Octopus is admired for its delicate texture and unique flavor, yet these intelligent creatures often fall victim to unsustainable harvesting. Their complex behaviors and advanced cognition add ethical dimensions to their consumption.

If you wish to enjoy a similar taste, consider squid or cuttlefish, typically sourced with less ecological pressure. You can expand your palate while minimizing environmental impact.

12. Mahi-Mahi

Mahi-Mahi
© sdmdiving

Mahi-mahi, also known as dorado, is a colorful catch that appears on many menus. However, some fisheries use damaging methods like drifting gillnets, which threaten other marine life in the process.
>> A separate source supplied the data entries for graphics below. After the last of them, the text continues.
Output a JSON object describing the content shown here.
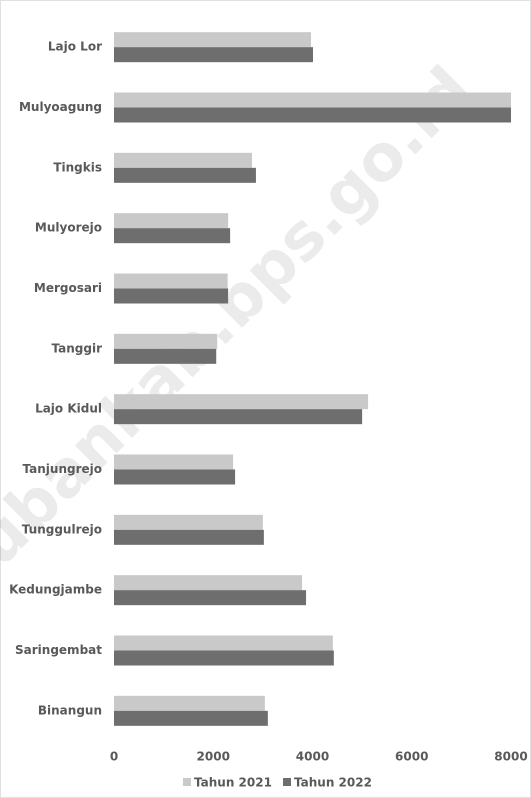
{
  "chart_data": {
    "type": "hbar",
    "categories": [
      "Lajo Lor",
      "Mulyoagung",
      "Tingkis",
      "Mulyorejo",
      "Mergosari",
      "Tanggir",
      "Lajo Kidul",
      "Tanjungrejo",
      "Tunggulrejo",
      "Kedungjambe",
      "Saringembat",
      "Binangun"
    ],
    "series": [
      {
        "name": "Tahun 2021",
        "color": "#c9c9c9",
        "values": [
          3970,
          8000,
          2780,
          2300,
          2290,
          2080,
          5120,
          2400,
          3000,
          3790,
          4410,
          3040
        ]
      },
      {
        "name": "Tahun 2022",
        "color": "#6e6e6e",
        "values": [
          4010,
          8000,
          2860,
          2340,
          2300,
          2060,
          5000,
          2440,
          3020,
          3870,
          4430,
          3100
        ]
      }
    ],
    "xlim": [
      0,
      8000
    ],
    "xticks": [
      0,
      2000,
      4000,
      6000,
      8000
    ],
    "grid": false,
    "legend": "bottom",
    "watermark": "tubankab.bps.go.id"
  }
}
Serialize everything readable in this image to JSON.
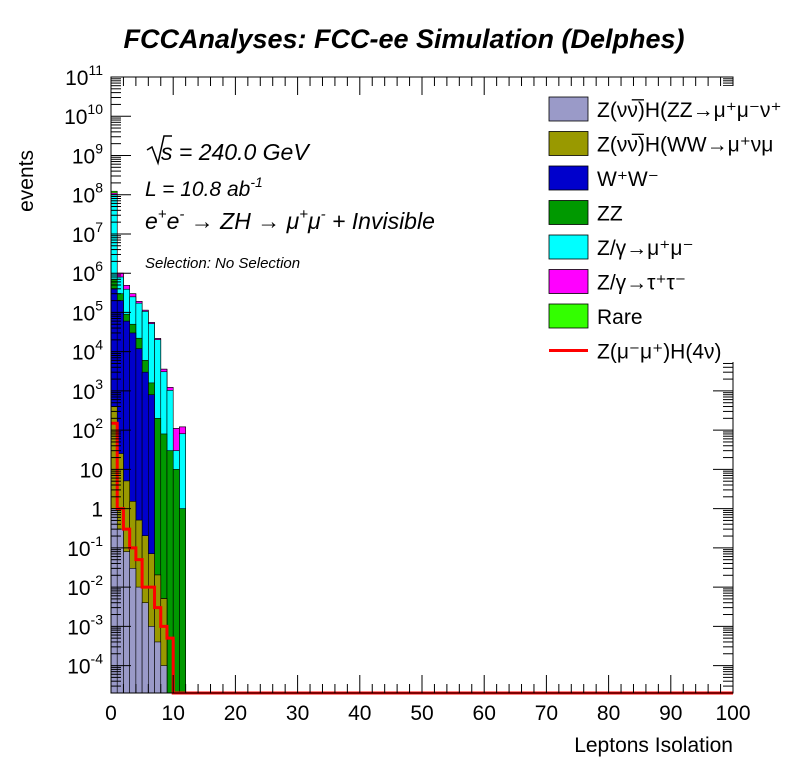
{
  "chart_data": {
    "type": "bar",
    "stacked": true,
    "log_y": true,
    "title": "FCCAnalyses: FCC-ee Simulation (Delphes)",
    "xlabel": "Leptons Isolation",
    "ylabel": "events",
    "xlim": [
      0,
      100
    ],
    "ylim": [
      2e-05,
      100000000000
    ],
    "grid": false,
    "legend_position": "top-right",
    "bin_width": 1,
    "x_ticks": [
      0,
      10,
      20,
      30,
      40,
      50,
      60,
      70,
      80,
      90,
      100
    ],
    "y_ticks": [
      {
        "value": 100000000000,
        "base": "10",
        "exp": "11"
      },
      {
        "value": 10000000000,
        "base": "10",
        "exp": "10"
      },
      {
        "value": 1000000000,
        "base": "10",
        "exp": "9"
      },
      {
        "value": 100000000,
        "base": "10",
        "exp": "8"
      },
      {
        "value": 10000000,
        "base": "10",
        "exp": "7"
      },
      {
        "value": 1000000,
        "base": "10",
        "exp": "6"
      },
      {
        "value": 100000,
        "base": "10",
        "exp": "5"
      },
      {
        "value": 10000,
        "base": "10",
        "exp": "4"
      },
      {
        "value": 1000,
        "base": "10",
        "exp": "3"
      },
      {
        "value": 100,
        "base": "10",
        "exp": "2"
      },
      {
        "value": 10,
        "base": "10",
        "exp": ""
      },
      {
        "value": 1,
        "base": "1",
        "exp": ""
      },
      {
        "value": 0.1,
        "base": "10",
        "exp": "-1"
      },
      {
        "value": 0.01,
        "base": "10",
        "exp": "-2"
      },
      {
        "value": 0.001,
        "base": "10",
        "exp": "-3"
      },
      {
        "value": 0.0001,
        "base": "10",
        "exp": "-4"
      }
    ],
    "annotations": {
      "sqrt_s": {
        "prefix": "s",
        "text": " = 240.0 GeV"
      },
      "lumi": {
        "text": "L = 10.8 ab",
        "sup": "-1"
      },
      "process": [
        "e",
        "+",
        "e",
        "-",
        " → ZH → μ",
        "+",
        "μ",
        "-",
        " + Invisible"
      ],
      "selection": "Selection: No Selection"
    },
    "series": [
      {
        "name": "Z(νν̅)H(ZZ→μ⁺μ⁻ν⁺",
        "color": "#9a9ac8",
        "values": [
          1.0,
          0.3,
          0.08,
          0.03,
          0.01,
          0.004,
          0.001,
          0.0004,
          0.0001,
          0,
          0,
          0,
          0
        ]
      },
      {
        "name": "Z(νν̅)H(WW→μ⁺νμ",
        "color": "#999900",
        "values": [
          400,
          25,
          5,
          1.5,
          0.5,
          0.2,
          0.07,
          0.02,
          0.005,
          0,
          0,
          0,
          0
        ]
      },
      {
        "name": "W⁺W⁻",
        "color": "#0000cc",
        "values": [
          400000,
          200000,
          60000,
          30000,
          12000,
          3000,
          800,
          0,
          0,
          0,
          0,
          0,
          0
        ]
      },
      {
        "name": "ZZ",
        "color": "#009900",
        "values": [
          300000,
          100000,
          30000,
          20000,
          10000,
          3000,
          800,
          200,
          80,
          30,
          10,
          1,
          0
        ]
      },
      {
        "name": "Z/γ→μ⁺μ⁻",
        "color": "#00ffff",
        "values": [
          100000000,
          500000,
          300000,
          200000,
          150000,
          100000,
          50000,
          20000,
          3000,
          1000,
          20,
          80,
          0
        ]
      },
      {
        "name": "Z/γ→τ⁺τ⁻",
        "color": "#ff00ff",
        "values": [
          10000000,
          200000,
          100000,
          50000,
          20000,
          8000,
          4000,
          1500,
          500,
          200,
          80,
          40,
          0
        ]
      },
      {
        "name": "Rare",
        "color": "#33ff00",
        "values": [
          12000000,
          10,
          5,
          2,
          1,
          0.5,
          0.2,
          0.1,
          0.05,
          0,
          0,
          0,
          0
        ]
      },
      {
        "name": "Z(μ⁻μ⁺)H(4ν)",
        "color": "#ff0000",
        "style": "line",
        "values": [
          150,
          1,
          0.3,
          0.1,
          0.05,
          0.01,
          0.01,
          0.003,
          0.001,
          0.0005,
          0,
          0,
          0
        ]
      }
    ]
  }
}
Look for mahi-mahi certified by reputable organizations to ensure it’s caught responsibly. Doing a bit of homework helps you savor this bright-tasting fish without contributing to ecosystem harm.

13. Farmed Salmon

Farmed Salmon
© ramseybuzz

Farmed salmon often swim in crowded pens, leading to disease outbreaks and higher antibiotic use. These medications can make their way to your plate, raising health questions for frequent diners.
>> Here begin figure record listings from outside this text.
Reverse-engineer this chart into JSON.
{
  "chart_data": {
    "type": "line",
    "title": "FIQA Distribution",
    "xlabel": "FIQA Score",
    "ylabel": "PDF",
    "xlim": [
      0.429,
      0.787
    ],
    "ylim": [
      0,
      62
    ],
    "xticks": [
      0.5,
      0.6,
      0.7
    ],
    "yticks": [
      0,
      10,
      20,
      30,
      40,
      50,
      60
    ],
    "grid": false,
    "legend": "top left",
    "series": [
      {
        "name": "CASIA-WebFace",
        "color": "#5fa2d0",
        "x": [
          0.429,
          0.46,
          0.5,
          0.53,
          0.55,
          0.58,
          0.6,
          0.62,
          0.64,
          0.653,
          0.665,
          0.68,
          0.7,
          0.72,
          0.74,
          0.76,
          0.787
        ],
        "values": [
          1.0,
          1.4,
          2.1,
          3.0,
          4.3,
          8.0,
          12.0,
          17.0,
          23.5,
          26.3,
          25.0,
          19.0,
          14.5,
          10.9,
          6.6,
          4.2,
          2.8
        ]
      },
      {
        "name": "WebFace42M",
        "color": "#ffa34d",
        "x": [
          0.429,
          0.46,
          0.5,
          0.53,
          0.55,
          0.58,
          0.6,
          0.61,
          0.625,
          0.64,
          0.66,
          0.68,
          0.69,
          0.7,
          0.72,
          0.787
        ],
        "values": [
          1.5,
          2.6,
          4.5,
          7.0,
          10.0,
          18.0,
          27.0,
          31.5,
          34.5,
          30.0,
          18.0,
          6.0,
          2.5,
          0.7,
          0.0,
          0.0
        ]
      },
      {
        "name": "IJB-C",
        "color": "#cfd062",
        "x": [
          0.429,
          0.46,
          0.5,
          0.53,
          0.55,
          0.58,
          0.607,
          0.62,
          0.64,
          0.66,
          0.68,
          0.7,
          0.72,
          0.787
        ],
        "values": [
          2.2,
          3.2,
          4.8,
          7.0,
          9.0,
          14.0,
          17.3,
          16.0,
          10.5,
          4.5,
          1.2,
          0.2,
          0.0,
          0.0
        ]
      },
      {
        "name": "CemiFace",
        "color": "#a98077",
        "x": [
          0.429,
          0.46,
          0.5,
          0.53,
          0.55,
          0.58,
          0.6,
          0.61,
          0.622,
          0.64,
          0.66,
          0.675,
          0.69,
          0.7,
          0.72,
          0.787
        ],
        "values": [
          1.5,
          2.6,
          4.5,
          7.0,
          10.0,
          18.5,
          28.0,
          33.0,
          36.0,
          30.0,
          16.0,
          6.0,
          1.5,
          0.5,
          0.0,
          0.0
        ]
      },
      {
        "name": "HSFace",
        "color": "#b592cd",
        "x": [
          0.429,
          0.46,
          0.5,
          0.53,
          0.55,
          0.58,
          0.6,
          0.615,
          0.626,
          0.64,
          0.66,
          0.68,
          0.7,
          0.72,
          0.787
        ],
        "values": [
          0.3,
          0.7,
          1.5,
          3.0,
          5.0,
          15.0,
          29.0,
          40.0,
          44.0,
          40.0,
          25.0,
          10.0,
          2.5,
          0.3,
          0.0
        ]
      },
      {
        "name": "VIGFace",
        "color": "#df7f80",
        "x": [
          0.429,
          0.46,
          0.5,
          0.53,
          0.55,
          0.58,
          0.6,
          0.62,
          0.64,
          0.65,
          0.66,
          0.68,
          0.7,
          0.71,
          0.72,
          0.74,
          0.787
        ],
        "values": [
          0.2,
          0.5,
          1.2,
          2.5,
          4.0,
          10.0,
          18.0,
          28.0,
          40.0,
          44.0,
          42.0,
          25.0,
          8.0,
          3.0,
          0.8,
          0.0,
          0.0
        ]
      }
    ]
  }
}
For a cleaner option, select wild-caught salmon. You’ll get rich flavors, robust nutrients, and fewer worries about pharmaceutical residue or compromised water quality.

14. Grouper

Grouper
© floridaseagrant

Grouper is prized for its dense flesh, but it’s frequently subject to mislabeling and can come from depleted stocks. Overfishing depletes populations while damaging reef ecosystems critical to marine biodiversity.

To enjoy a comparable taste, explore verified alternatives like snapper or tilefish. Checking labels and certifications helps you steer clear of hidden risks and questionable sourcing.

15. Imported Shrimp

Imported Shrimp
© danielmancini

Imported shrimp is widely available but often comes from farms that prioritize volume over quality. Chemical additives and antibiotics can linger in the shrimp, posing hidden risks on your dinner plate.

Opt for U.S.-farmed shrimp or wild-caught Gulf varieties, which adhere to stricter regulations. You’ll taste the difference in freshness while supporting safer, more ethical production methods.

16. King Mackerel

King Mackerel
© americanfishingcharters

King mackerel packs a punch in flavor but also ranks high in mercury. This toxic metal can affect the nervous system, making frequent consumption risky for anyone, especially expecting mothers and children.

If you relish mackerel’s bold taste, try Spanish or Atlantic mackerel instead. They typically have lower mercury levels and come from better-managed fisheries, so you can feast with fewer worries.

17. Monkfish

Monkfish
© rockyneckfish

Monkfish earns its nickname “poor man’s lobster” from its firm, sweet flesh. Unfortunately, this deep-sea dweller often faces unsustainable fishing practices like bottom trawling, which disturb fragile marine habitats.

If you crave a similar texture, indulge in lobster or try sustainable white fish from reputable sources. Making mindful menu swaps helps protect underwater ecosystems for generations to come.

18. Orange Roughy

Orange Roughy
© oceanmadeseafood

Orange roughy, treasured for its mild taste, can live well over a century, meaning it recovers painfully slowly from overfishing. Depleted stocks struggle to bounce back, posing a major sustainability problem.

For an equally delicate flavor, switch to haddock or pollock, which are managed more responsibly. Choosing fish that replenish faster ensures a healthier ocean and a more stable food supply.

19. Clam Chowder

Clam Chowder-2
© natashaskitchen

Clam chowder is a hearty classic, yet its high sodium and cream content can lead to issues like elevated blood pressure or weight gain. The clams themselves may come from polluted waters, adding another layer of concern.

If you love that comforting warmth, choose broth-based soups or ask for lighter chowder versions to cut back on unhealthy ingredients. Double-check sourcing to ensure the clams are harvested responsibly.

20. Escolar (“White Tuna”)

Escolar (
© ukamijunglesushi

Escolar, often mislabeled as “white tuna,” can cause severe digestive troubles due to its high wax ester content. This unpleasant side effect might leave you regretting your culinary adventure.

To avoid sudden trips to the restroom, stick to genuine tuna varieties like albacore or yellowfin. You’ll get a flavorful, trustworthy meal without the oily surprises.